La politique familiale du gouvernement n’a comme unique boussole la réalisation d’économies et remet en cause les principes mêmes hérités du Conseil national de la Résistance (CNR). L’enterrement de la loi famille a représenté un gage donné à une frange réactionnaire ultra-minoritaire et mis un frein au progrès social légitimement attendu d’un gouvernement de gauche et aux nécessaires adaptations de notre droit aux mutations familiales des dernières décennies.
Nous considérons aujourd’hui qu’il est essentiel de réaffirmer l’ancrage salarial de la Sécurité sociale au travers de son financement par la cotisation sociale et non par l’impôt. Le système d’allocations familiales s’inscrit dans le cadre du projet du CNR et constitue une part indirecte du salaire des travailleurs.
C’est non seulement un outil de distribution de ressources salariales à l’endroit des familles, mais c’est aussi ce qui justifie que la branche famille soit partie intégrante de la Sécurité sociale et relève des institutions de la démocratie sociale exercée par les partenaires sociaux au sein des conseils d’administration de la branche famille (Cnaf et CAFs).
Nous affirmons sans ambages notre hostilité au contenu du pacte de responsabilité qui tend à diminuer la cotisation patronale famille. Ce pacte tend à transférer sur l’impôt (donc sur les allocataires eux-mêmes) le financement de la branche famille et constitue de fait une réduction collective des salaires.
De plus, la fiscalisation de la branche famille aura pour conséquence de la sortir littéralement du champ de la Sécurité sociale et de renforcer l’étatisation de cette branche, alors même qu’elle est actuellement celle où les administrateurs exercent le rôle politique le plus actif (grâce à l’importance de l’action sociale).
Nous nous opposons à la dénaturation de la politique de prestations sociales en un instrument des politiques redistributives. Elle est un mode de couverture égalitaire des charges de famille. L’universalité des allocations familiales est une reconnaissance politique que certaines situations sociales doivent avoir une signification commune.

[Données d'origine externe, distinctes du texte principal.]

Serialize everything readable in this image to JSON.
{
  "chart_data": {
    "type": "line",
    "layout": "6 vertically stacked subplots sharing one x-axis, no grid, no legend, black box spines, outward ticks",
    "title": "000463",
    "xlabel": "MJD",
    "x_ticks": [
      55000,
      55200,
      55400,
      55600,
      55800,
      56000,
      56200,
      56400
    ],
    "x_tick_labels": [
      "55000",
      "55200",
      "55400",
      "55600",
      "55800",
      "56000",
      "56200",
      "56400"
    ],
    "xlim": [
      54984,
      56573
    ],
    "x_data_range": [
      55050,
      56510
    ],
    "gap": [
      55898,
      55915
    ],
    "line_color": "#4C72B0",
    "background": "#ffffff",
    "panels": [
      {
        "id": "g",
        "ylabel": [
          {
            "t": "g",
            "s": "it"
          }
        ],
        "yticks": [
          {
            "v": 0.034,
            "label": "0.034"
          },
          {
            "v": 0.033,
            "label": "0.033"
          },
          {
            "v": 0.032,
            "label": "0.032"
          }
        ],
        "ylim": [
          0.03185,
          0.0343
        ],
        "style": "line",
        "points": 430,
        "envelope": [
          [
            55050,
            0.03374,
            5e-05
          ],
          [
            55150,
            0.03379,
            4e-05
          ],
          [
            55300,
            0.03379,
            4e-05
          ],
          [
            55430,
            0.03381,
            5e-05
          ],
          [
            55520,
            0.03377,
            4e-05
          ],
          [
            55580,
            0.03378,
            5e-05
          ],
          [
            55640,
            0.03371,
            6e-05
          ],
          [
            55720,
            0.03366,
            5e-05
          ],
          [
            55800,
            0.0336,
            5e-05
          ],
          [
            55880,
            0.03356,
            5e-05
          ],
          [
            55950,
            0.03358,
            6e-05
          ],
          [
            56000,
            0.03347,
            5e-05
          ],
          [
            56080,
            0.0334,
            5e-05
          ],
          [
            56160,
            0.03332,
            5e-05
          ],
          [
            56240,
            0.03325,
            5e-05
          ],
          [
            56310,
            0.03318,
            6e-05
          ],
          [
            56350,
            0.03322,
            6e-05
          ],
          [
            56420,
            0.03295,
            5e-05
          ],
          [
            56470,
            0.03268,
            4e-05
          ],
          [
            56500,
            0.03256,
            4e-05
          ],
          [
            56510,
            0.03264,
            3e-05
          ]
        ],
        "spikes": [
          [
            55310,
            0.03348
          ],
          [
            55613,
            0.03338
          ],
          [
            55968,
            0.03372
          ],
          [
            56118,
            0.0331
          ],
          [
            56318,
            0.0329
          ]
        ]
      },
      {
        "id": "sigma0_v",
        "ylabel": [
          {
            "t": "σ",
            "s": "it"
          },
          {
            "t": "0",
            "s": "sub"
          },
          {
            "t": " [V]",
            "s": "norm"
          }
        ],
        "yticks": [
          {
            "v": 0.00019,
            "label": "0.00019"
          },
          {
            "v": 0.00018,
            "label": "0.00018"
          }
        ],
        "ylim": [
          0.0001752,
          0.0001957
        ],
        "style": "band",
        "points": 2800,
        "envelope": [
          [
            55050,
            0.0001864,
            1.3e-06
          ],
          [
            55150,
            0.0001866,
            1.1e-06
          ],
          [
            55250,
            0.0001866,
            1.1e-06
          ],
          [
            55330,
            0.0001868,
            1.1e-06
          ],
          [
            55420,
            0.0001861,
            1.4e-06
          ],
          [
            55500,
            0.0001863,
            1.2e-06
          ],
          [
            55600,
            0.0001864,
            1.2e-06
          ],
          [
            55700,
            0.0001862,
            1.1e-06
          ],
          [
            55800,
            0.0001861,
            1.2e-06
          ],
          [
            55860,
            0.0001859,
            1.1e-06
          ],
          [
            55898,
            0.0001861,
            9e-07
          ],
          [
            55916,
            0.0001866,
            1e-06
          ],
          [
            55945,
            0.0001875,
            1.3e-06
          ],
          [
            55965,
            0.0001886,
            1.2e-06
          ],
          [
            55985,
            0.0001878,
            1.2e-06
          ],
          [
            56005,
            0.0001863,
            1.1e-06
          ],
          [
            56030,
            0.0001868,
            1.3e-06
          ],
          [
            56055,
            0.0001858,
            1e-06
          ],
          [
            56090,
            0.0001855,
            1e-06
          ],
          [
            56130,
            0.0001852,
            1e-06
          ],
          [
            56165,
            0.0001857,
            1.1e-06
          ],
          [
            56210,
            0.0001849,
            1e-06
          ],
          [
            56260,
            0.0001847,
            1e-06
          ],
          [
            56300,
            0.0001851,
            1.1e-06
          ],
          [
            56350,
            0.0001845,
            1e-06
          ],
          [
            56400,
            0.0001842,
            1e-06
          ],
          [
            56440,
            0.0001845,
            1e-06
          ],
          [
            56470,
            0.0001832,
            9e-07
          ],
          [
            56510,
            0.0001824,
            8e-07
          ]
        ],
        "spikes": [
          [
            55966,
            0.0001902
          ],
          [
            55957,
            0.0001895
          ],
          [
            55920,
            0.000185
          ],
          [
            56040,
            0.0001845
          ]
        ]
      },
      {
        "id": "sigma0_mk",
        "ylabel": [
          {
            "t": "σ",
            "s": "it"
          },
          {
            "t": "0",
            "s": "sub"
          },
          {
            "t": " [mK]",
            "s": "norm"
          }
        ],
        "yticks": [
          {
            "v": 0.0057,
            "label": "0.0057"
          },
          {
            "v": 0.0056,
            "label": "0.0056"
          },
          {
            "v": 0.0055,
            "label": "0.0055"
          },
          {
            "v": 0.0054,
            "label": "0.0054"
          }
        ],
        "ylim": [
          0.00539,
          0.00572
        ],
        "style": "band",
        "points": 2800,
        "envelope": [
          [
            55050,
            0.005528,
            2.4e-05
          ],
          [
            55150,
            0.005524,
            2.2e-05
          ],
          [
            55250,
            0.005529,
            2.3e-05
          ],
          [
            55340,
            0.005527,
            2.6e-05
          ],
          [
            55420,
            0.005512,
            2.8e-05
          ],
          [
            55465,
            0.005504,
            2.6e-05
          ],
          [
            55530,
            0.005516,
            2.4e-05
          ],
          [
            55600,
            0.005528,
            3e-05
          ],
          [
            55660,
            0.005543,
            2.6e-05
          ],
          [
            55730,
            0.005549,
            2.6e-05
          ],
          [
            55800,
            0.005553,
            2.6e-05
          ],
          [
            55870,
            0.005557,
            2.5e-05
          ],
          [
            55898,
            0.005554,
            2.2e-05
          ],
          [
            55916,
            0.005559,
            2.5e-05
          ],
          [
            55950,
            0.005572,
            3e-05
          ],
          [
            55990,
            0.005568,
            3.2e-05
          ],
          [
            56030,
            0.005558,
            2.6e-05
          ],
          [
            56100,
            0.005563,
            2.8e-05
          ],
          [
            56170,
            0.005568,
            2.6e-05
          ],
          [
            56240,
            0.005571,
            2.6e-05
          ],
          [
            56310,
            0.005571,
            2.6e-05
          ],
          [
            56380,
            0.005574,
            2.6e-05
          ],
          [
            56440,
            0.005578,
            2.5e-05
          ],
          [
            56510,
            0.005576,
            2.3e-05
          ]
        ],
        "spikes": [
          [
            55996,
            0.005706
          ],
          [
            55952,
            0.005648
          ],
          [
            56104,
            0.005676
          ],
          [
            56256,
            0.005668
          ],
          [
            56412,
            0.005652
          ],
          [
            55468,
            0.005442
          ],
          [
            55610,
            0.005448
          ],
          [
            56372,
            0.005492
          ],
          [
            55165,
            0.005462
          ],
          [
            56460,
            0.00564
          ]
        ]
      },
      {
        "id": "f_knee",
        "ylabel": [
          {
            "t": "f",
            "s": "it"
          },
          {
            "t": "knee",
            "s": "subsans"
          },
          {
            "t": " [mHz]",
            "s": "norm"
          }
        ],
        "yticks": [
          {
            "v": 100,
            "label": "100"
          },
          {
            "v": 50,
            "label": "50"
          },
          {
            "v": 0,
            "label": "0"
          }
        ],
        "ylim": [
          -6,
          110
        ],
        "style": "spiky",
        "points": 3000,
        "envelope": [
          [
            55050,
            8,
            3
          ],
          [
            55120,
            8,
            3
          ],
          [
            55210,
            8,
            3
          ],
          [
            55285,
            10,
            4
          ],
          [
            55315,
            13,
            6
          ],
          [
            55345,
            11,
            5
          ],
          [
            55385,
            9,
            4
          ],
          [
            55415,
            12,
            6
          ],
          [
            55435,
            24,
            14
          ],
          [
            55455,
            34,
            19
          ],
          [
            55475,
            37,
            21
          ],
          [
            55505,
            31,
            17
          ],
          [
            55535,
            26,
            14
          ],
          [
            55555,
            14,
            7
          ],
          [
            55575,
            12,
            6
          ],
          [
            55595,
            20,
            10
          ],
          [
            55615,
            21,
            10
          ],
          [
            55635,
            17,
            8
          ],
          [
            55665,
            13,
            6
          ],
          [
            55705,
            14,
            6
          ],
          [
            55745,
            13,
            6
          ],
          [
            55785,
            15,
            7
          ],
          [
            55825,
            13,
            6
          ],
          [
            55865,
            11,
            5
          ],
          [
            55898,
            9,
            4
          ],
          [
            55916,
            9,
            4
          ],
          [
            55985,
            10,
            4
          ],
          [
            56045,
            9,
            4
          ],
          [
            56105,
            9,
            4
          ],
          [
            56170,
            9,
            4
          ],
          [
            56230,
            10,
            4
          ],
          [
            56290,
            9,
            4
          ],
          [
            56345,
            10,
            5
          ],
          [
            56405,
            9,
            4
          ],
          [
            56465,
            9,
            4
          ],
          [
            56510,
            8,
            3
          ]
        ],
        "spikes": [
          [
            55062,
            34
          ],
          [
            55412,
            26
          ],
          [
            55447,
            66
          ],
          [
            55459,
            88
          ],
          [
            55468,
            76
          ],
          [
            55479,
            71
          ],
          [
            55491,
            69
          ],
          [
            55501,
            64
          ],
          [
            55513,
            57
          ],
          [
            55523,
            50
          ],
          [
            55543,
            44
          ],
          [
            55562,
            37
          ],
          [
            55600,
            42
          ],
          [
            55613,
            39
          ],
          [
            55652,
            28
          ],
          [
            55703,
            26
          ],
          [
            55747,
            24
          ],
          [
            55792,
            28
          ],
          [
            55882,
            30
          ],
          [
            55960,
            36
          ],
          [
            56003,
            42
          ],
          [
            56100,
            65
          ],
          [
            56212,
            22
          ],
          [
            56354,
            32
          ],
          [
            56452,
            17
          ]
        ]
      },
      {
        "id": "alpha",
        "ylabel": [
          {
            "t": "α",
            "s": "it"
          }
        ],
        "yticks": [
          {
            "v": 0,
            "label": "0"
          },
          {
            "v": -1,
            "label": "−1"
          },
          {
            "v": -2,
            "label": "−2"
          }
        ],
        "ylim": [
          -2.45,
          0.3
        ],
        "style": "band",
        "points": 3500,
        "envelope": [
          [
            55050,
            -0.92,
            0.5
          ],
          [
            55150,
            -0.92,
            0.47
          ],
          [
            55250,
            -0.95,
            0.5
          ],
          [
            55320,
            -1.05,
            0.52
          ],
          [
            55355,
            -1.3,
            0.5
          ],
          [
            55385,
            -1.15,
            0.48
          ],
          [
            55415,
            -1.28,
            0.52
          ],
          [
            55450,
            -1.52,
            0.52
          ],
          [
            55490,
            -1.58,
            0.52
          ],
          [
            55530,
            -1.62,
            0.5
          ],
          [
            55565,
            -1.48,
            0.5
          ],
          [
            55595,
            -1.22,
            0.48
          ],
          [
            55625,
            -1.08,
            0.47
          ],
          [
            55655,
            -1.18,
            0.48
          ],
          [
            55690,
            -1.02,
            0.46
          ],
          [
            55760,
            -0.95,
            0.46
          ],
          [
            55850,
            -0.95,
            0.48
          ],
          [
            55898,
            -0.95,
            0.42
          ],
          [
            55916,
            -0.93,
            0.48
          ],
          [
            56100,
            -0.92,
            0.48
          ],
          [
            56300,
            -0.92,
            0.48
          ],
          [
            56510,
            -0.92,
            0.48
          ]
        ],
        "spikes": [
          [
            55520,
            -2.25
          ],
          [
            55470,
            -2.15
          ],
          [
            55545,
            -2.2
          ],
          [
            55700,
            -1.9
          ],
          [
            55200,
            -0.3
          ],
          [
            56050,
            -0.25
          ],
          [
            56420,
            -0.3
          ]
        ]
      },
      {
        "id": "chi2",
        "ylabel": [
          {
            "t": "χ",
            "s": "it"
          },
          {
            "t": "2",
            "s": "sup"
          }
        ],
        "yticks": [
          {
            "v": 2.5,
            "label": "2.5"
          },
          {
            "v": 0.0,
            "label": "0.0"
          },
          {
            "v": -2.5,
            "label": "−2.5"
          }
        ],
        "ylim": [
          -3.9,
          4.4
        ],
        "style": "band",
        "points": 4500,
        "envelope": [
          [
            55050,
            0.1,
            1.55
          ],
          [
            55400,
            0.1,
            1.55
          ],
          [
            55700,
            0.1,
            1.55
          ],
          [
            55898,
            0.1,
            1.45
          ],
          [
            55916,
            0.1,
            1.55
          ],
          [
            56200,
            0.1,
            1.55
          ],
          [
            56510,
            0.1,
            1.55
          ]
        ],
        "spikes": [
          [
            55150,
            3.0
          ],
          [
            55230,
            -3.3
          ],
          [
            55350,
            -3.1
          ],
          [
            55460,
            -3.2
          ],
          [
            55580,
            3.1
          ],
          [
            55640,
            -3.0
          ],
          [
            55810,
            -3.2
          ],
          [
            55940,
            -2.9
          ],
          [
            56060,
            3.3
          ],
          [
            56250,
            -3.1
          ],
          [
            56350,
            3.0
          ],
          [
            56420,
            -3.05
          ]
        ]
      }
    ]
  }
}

La recherche de justice sociale redistributive doit rester l’apanage de l’impôt progressif républicain mais en aucun cas de la Sécurité sociale. Par conséquent, le vote par l’Assemblée nationale de l’amendement 324 rectifié dans le cadre de l’examen du projet de loi de financement de la Sécurité sociale 2015 sur la modulation des allocations familiales constitue une grave menace en termes de cohésion sociale de notre pays.
La modulation entraînera un délitement de l’attachement à notre modèle social de la part des classes moyennes. Elle constituera surtout un précédent grave qui pourrait préfigurer une possible mise sous conditions de ressources des remboursements de l’assurance maladie avec le même argumentaire.
Nous nous dirigeons tout droit vers un double mouvement d’étatisation / privatisation de la protection sociale: au travers de la réduction du champ d’action de la Sécurité sociale pour la restreindre à une simple fonction de filet
de sécurité ; au travers du renforcement de l’assurantiel privé et des solutions individuelles de garde pour les classés intermédiaires qui en ont les moyens.
Au lieu de faire de la politique familiale un investissement égalitaire pour l’avenir de la nation, le gouvernement choisit d’en faire un gisement d’économies et d’opposer les Français entre eux selon leur niveau de revenus : élever un enfant ne constituerait pas le même travail éducatif de parent suivant les revenus que l’on perçoit !
La conséquence est une division des Français sur des questions où ils se retrouvaient jusqu’à présent. Il en découle une exaspération sociale des classes intermédiaires situées juste au-dessus des seuils sociaux.
Alors que le projet de loi de financement de la Sécurité sociale 2015 est mis aux voix aujourd’hui à l’Assemblée nationale, nous appelons les parlementaires à prendre conscience de leur responsabilité à l’égard des familles et de l’avenir de la Sécurité sociale.
Si les parlementaires entendent rétablir la justice sociale, alors ils doivent réhabiliter l’impôt sur le revenu républicain et progressif, vecteur essentiel de redistribution de revenus pour corriger les inégalités sociales.
Si les parlementaires veulent réaliser des économies, alors ils doivent permettre de mener une lutte sans merci contre le travail non déclaré pour permettre aux organismes sociaux, dont la Cnaf, de récupérer les cotisations qui combleront leur déficit (selon la Cour des comptes, 20 milliards d’euros échappent au financement de l’ensemble des branches).